Manifestação em autuação por infração de trânsito cometida por viatura oficial.

"defesa" em autuação.

21/06/2017 às 21:39
Leia nesta página:

Trata-se de modelo de manifestação recursal em razão de autuação por infração de trânsito, cometida por viatura oficial. Utilização do estrito cumprimento do dever legal como cerne da justificativa.

CABEÇALHO

(Direcionar cabeçalho conforme entenda conveniente: à defesa prévia, JARI ou à chefia caso entenda conveniente não se reportar ao orgão de trânsito)


1.    DOS FATOS

 Comunico que (descrever a ação realizada em defesa de bem jurídico relevante como “vida”, “segurança no trânsito”, “integridade corporal dos transeuntes”)

Durante a realização dos deslocamentos necessários ao atendimento da ocorrência, informo que a viatura se encontrava todo o tempo com a luz intermitente vermelha ligada, indicando a urgência requerida pela ocasião, gozando das prerrogativas inerentes à “livre circulação” conforme preconiza o Código de Trânsito Brasileiro/CTB – lei 9503/97. 

  Art. 29. O trânsito de veículos nas vias terrestres abertas à circulação obedecerá às seguintes normas:

(...)

VII - os veículos destinados a socorro de incêndio e salvamento, os de polícia, os de fiscalização e operação de trânsito e as ambulâncias, além de prioridade de trânsito, gozam de livre circulação, estacionamento e parada, quando em serviço de urgência e devidamente identificados por dispositivos regulamentares de alarme sonoro e iluminação vermelha intermitente, observadas as seguintes disposições:

(...)

c) o uso de dispositivos de alarme sonoro e de iluminação vermelha intermitente só poderá ocorrer quando da efetiva prestação de serviço de urgência; (grifo nosso) 

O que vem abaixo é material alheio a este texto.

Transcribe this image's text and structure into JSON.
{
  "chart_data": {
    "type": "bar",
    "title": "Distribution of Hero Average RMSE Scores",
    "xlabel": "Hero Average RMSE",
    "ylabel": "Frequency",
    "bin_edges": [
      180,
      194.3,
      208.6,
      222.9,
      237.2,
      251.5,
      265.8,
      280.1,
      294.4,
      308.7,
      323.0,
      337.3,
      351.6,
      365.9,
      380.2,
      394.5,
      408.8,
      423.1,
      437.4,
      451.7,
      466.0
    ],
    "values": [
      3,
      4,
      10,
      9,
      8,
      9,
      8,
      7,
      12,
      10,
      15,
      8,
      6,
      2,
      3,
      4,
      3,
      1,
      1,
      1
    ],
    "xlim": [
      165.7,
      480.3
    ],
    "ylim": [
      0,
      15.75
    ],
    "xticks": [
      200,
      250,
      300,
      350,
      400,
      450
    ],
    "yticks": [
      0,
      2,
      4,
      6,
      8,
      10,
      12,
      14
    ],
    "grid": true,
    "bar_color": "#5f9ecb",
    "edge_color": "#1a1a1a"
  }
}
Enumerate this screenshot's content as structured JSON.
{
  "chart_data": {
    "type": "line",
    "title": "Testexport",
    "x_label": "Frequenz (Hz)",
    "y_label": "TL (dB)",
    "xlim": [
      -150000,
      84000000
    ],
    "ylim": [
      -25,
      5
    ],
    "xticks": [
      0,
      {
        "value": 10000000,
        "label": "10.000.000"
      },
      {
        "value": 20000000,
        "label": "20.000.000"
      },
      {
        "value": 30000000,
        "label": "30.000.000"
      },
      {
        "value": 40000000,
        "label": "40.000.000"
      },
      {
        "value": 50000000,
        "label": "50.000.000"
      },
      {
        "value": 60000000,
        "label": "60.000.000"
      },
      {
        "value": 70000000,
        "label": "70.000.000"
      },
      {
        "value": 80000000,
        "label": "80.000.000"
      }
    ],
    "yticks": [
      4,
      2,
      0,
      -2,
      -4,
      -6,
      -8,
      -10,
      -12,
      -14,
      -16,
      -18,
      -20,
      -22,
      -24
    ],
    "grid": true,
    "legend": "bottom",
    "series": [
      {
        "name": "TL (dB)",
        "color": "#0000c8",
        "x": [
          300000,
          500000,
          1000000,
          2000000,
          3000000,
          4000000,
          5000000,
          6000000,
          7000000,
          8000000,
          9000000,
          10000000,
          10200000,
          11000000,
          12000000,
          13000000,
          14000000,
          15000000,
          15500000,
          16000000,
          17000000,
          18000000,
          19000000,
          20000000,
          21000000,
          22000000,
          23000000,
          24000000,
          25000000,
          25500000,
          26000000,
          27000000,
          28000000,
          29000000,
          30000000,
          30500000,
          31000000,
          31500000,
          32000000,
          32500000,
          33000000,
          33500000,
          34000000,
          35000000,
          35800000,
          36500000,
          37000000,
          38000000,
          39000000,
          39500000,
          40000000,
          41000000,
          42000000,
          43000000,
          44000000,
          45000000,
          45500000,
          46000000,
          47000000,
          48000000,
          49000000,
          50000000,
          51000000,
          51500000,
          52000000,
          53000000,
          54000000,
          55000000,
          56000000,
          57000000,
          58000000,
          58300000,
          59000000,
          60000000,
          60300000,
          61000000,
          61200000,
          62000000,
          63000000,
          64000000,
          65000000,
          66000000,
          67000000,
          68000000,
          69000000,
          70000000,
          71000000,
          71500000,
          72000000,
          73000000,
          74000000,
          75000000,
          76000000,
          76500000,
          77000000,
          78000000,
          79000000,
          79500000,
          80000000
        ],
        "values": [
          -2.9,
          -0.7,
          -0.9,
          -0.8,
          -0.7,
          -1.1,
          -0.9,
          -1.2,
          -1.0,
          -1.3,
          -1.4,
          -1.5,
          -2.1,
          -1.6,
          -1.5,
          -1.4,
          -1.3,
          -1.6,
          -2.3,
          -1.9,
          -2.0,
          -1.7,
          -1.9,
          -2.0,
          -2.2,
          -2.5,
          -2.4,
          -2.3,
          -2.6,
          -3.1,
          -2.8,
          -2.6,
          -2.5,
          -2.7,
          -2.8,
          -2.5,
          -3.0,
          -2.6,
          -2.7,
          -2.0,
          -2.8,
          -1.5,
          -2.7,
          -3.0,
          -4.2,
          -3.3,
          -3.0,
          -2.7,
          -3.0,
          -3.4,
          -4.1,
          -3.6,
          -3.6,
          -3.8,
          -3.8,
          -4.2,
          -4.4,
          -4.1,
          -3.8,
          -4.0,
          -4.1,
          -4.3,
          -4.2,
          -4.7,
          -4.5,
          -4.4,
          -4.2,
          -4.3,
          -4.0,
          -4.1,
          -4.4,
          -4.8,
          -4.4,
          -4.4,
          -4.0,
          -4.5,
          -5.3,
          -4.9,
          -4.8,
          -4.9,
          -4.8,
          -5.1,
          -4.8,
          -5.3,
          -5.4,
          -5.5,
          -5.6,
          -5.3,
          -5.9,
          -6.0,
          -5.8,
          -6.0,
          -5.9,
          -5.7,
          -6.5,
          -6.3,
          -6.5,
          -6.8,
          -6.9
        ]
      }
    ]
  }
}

2.    DA INCONSISTÊNCIA DO AUTO DE INFRAÇÃO

 O CTB esclarece sobre a inconsistência do auto de infração nos seguintes termos: 

Art. 281. A autoridade de trânsito, na esfera da competência estabelecida neste Código e dentro de sua circunscrição, julgará a consistência do auto de infração e aplicará a penalidade cabível.

Parágrafo único. O auto de infração será arquivado e seu registro julgado insubsistente:

I - se considerado inconsistente ou irregular; 

Infere-se dos fatos ocorridos que agi sob os ditames do instituto de direito penalestrito cumprimento de dever legal - o que, na seara do direito administrativo de trânsito, encontra-se positivado sob a já aludida “livre circulação”.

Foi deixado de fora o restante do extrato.